When his company transferred him down to the Maryland office, Mary was eighteen, applying for college.
She went with him. She took a gap year and settled into domestic life in a two-bedroom rancher.
She painted the front door herself, daffodil yellow.
She found a new waitressing job and went to college at night.
Ed helped her pay her tuition. Eventually, they traded up to a bigger house, then an even bigger one, the one in Hawthorne Heights.
Mary became pregnant, and they both followed along the tracks that stretched ahead of them, seemingly predestined.
Her life with Ed had afforded Mary some of the highest of highs, but as the years passed, those became fewer and fewer, the lows spreading, dampening, like sea foam soaking into the sand.
What had once felt like intensity and love was abuse, and by the time she saw that, it was far too late. She had Owen, and from the moment he entered the world, everything she did was for him. She tried her best.
Mary sits there on the floor a moment longer, steeling herself to stand.
After so many years working as a teacher, spending hours on her feet, these days she spends too much time sitting.

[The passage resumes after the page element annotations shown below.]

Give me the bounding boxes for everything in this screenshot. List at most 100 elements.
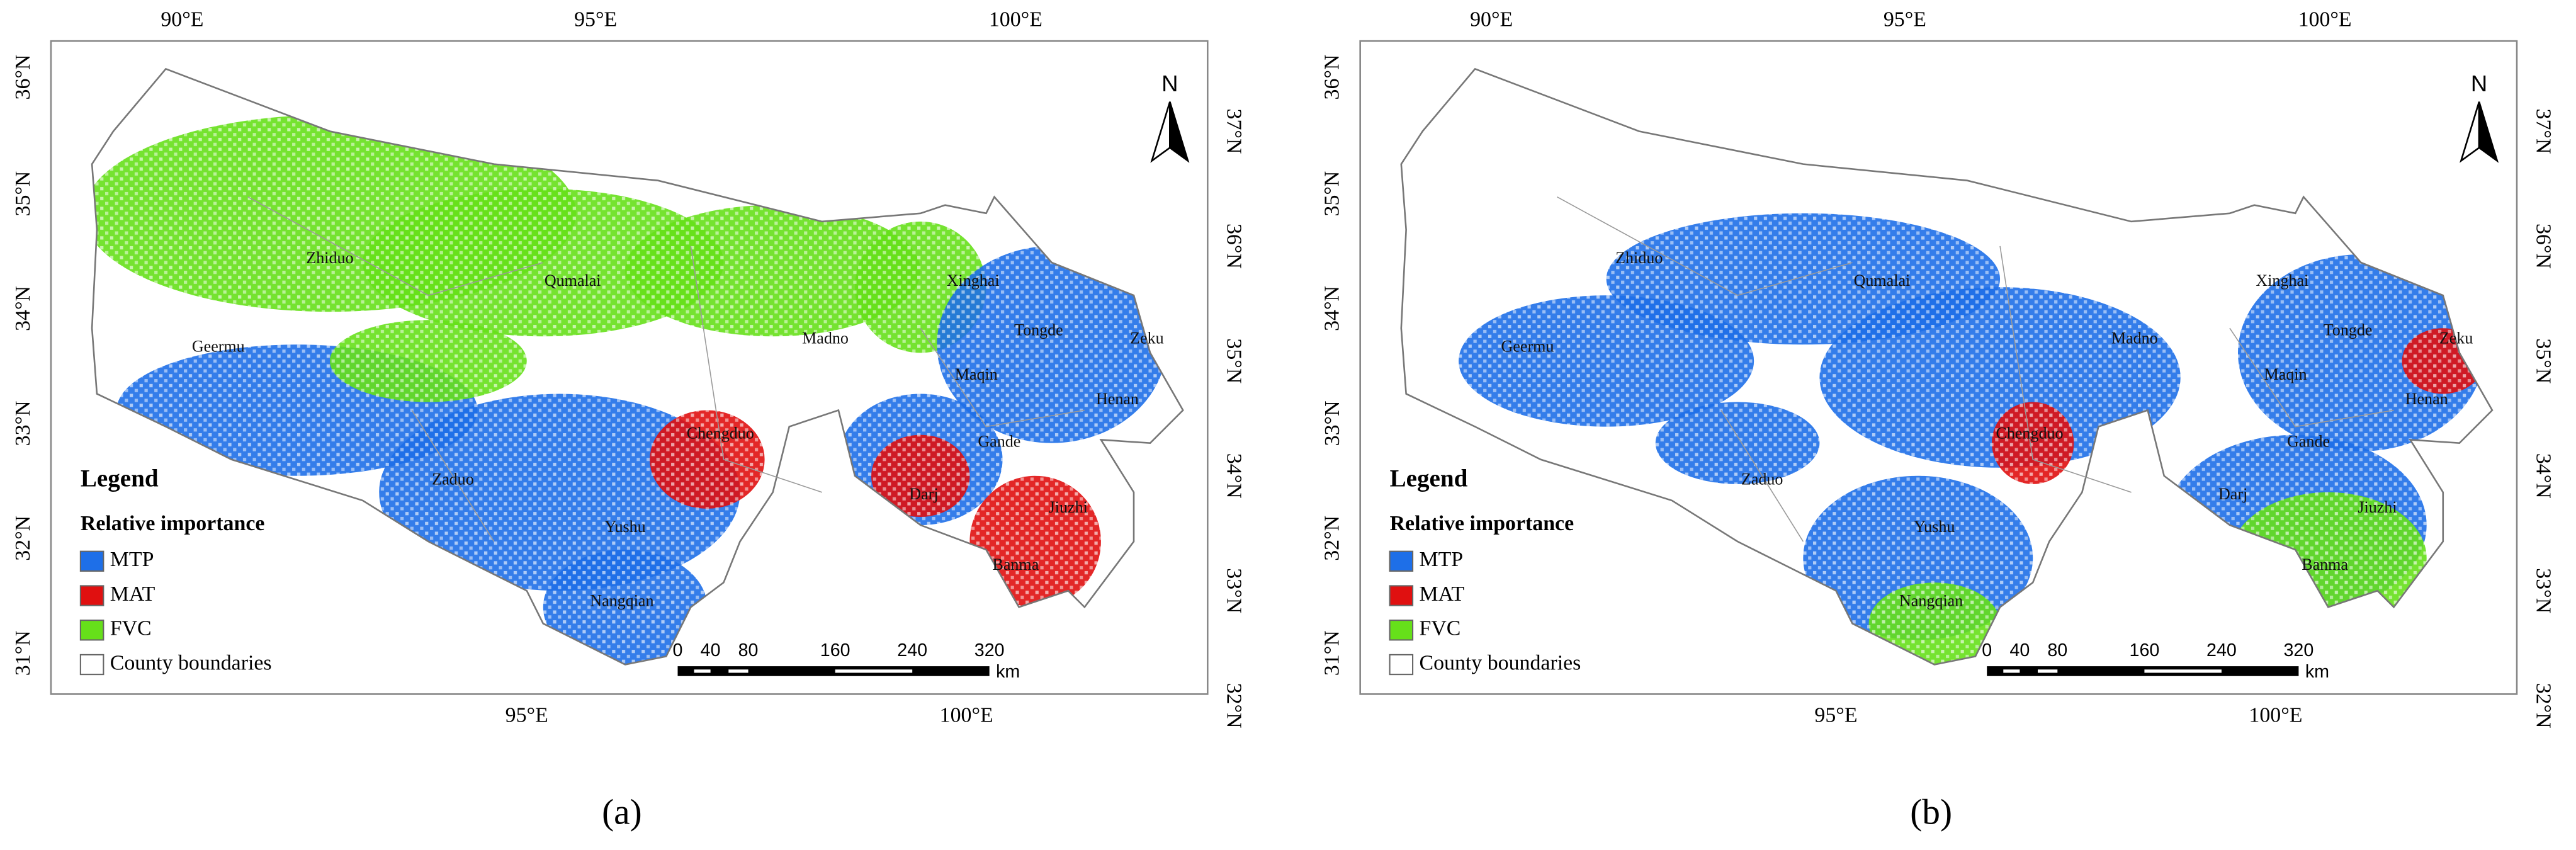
place-label: Nangqian bbox=[1899, 591, 1963, 609]
lat-label: 32°N bbox=[1321, 516, 1344, 561]
lat-label: 33°N bbox=[1321, 400, 1344, 446]
lat-label: 36°N bbox=[1223, 224, 1246, 269]
county-boundary bbox=[920, 327, 1085, 428]
legend-subtitle: Relative importance bbox=[1390, 512, 1574, 535]
place-label: Nangqian bbox=[590, 591, 653, 609]
lat-label: 31°N bbox=[11, 630, 35, 676]
map-frame bbox=[1359, 40, 2518, 695]
scale-label: 0 bbox=[1982, 640, 1992, 660]
lon-label: 100°E bbox=[940, 704, 993, 727]
lat-label: 32°N bbox=[1223, 683, 1246, 728]
north-label: N bbox=[1161, 71, 1178, 96]
north-label: N bbox=[2471, 71, 2487, 96]
lon-label: 100°E bbox=[2298, 8, 2352, 31]
place-label: Zeku bbox=[1130, 329, 1164, 347]
place-label: Henan bbox=[2405, 390, 2448, 408]
place-label: Maqin bbox=[2264, 365, 2307, 383]
scale-label: 160 bbox=[2130, 640, 2160, 660]
lat-label: 32°N bbox=[11, 516, 35, 561]
legend-swatch bbox=[1389, 585, 1414, 606]
scale-label: 40 bbox=[2009, 640, 2030, 660]
scale-bar-segment bbox=[2003, 669, 2020, 673]
scale-bar-segment bbox=[2038, 669, 2058, 673]
place-label: Yushu bbox=[605, 518, 646, 536]
scale-label: 240 bbox=[897, 640, 927, 660]
place-label: Xinghai bbox=[947, 271, 1000, 290]
place-label: Zhiduo bbox=[306, 249, 353, 267]
legend-item: MAT bbox=[1419, 582, 1464, 606]
lon-label: 100°E bbox=[2249, 704, 2302, 727]
legend-item: County boundaries bbox=[1419, 651, 1581, 674]
legend-item: MTP bbox=[1419, 548, 1463, 571]
legend-item: MAT bbox=[110, 582, 155, 606]
legend-title: Legend bbox=[1390, 465, 1468, 492]
scale-bar-segment bbox=[728, 669, 749, 673]
place-label: Qumalai bbox=[1854, 271, 1911, 290]
place-label: Jiuzhi bbox=[2358, 498, 2397, 516]
place-label: Zaduo bbox=[432, 470, 474, 489]
lat-label: 31°N bbox=[1321, 630, 1344, 676]
lon-label: 95°E bbox=[574, 8, 617, 31]
scale-label: 160 bbox=[820, 640, 850, 660]
place-label: Madno bbox=[2111, 329, 2158, 347]
place-label: Henan bbox=[1096, 390, 1139, 408]
place-label: Chengduo bbox=[687, 424, 754, 443]
place-label: Zeku bbox=[2439, 329, 2473, 347]
legend-swatch bbox=[79, 654, 105, 676]
panel-caption: (b) bbox=[1910, 792, 1952, 832]
legend-swatch bbox=[1389, 550, 1414, 572]
lat-label: 37°N bbox=[1223, 109, 1246, 154]
lat-label: 35°N bbox=[2531, 338, 2555, 383]
place-label: Xinghai bbox=[2256, 271, 2308, 290]
lat-label: 33°N bbox=[1223, 568, 1246, 613]
scale-label: 40 bbox=[701, 640, 721, 660]
scale-label: 80 bbox=[738, 640, 759, 660]
place-label: Tongde bbox=[2324, 320, 2373, 339]
legend-item: MTP bbox=[110, 548, 154, 571]
legend-swatch bbox=[1389, 654, 1414, 676]
legend-swatch bbox=[79, 550, 105, 572]
county-boundary bbox=[1557, 196, 1853, 296]
region-outline bbox=[91, 67, 1184, 666]
place-label: Zhiduo bbox=[1615, 249, 1663, 267]
scale-bar bbox=[1987, 666, 2299, 676]
lon-label: 95°E bbox=[1814, 704, 1857, 727]
scale-bar-segment bbox=[694, 669, 711, 673]
place-label: Qumalai bbox=[545, 271, 601, 290]
place-label: Zaduo bbox=[1741, 470, 1783, 489]
map-panel: 90°E 95°E 100°E 95°E 100°E 36°N 35°N 34°N 33°N 32… bbox=[1321, 8, 2555, 832]
map-frame bbox=[50, 40, 1209, 695]
lat-label: 36°N bbox=[2531, 224, 2555, 269]
county-boundary bbox=[247, 196, 544, 296]
scale-unit: km bbox=[2305, 662, 2329, 682]
lon-label: 95°E bbox=[1884, 8, 1926, 31]
lat-label: 34°N bbox=[1321, 286, 1344, 331]
panel-caption: (a) bbox=[602, 792, 642, 832]
legend-swatch bbox=[1389, 620, 1414, 641]
place-label: Gande bbox=[2287, 433, 2330, 451]
north-arrow bbox=[1150, 101, 1171, 163]
legend-subtitle: Relative importance bbox=[81, 512, 265, 535]
legend-item: County boundaries bbox=[110, 651, 272, 674]
lat-label: 35°N bbox=[1321, 171, 1344, 217]
scale-bar-segment bbox=[2144, 669, 2222, 673]
scale-bar-segment bbox=[835, 669, 913, 673]
scale-unit: km bbox=[996, 662, 1020, 682]
lat-label: 33°N bbox=[11, 400, 35, 446]
county-boundary bbox=[690, 246, 823, 493]
county-boundary bbox=[1720, 410, 1804, 542]
place-label: Banma bbox=[992, 555, 1039, 574]
lon-label: 90°E bbox=[1470, 8, 1513, 31]
lon-label: 90°E bbox=[161, 8, 203, 31]
legend-swatch bbox=[79, 585, 105, 606]
north-arrow bbox=[2478, 101, 2499, 163]
map-panel: 90°E 95°E 100°E 95°E 100°E 36°N 35°N 34°N 33°N 32… bbox=[11, 8, 1246, 832]
lat-label: 34°N bbox=[1223, 453, 1246, 499]
place-label: Darj bbox=[909, 485, 938, 503]
lat-label: 36°N bbox=[1321, 55, 1344, 100]
place-label: Madno bbox=[802, 329, 849, 347]
place-label: Yushu bbox=[1914, 518, 1955, 536]
scale-label: 80 bbox=[2047, 640, 2067, 660]
lon-label: 100°E bbox=[989, 8, 1042, 31]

She’s traveled from one discomfort to another.
Besides, her joints are aging, cartilage thinning.
She doesn’t take care of herself the way she should.
She reaches for the edge of the bed, preparing to use it to pull herself upward.
Then she freezes. There’s a gentle creaking from downstairs.
She recognizes it, knows the exact board in the kitchen that always makes that sound.
He knows it, too, and he’s usually sure to avoid it.
He must think she’s not home. But he’s wrong.
He does this on occasion, when she’s been silent and still long enough.
Sometimes, when he thinks she’s out, he ventures up from the basement.
He’ll look through the kitchen cabinets and the pantry.
He’ll peruse the fridge. She’ll find a few things missing when she goes back downstairs or returns home.
He’ll help himself to what he wants and needs. She doesn’t mind.
Mary thinks about going downstairs—moving as quickly as she can and catching him. But it would hurt to see him. It wouldn’t be like she imagines it might be.
So she sits on the floor and waits. Not until she hears the squeal of the basement door’s hinges, as it’s pulled firmly closed, does Mary move again.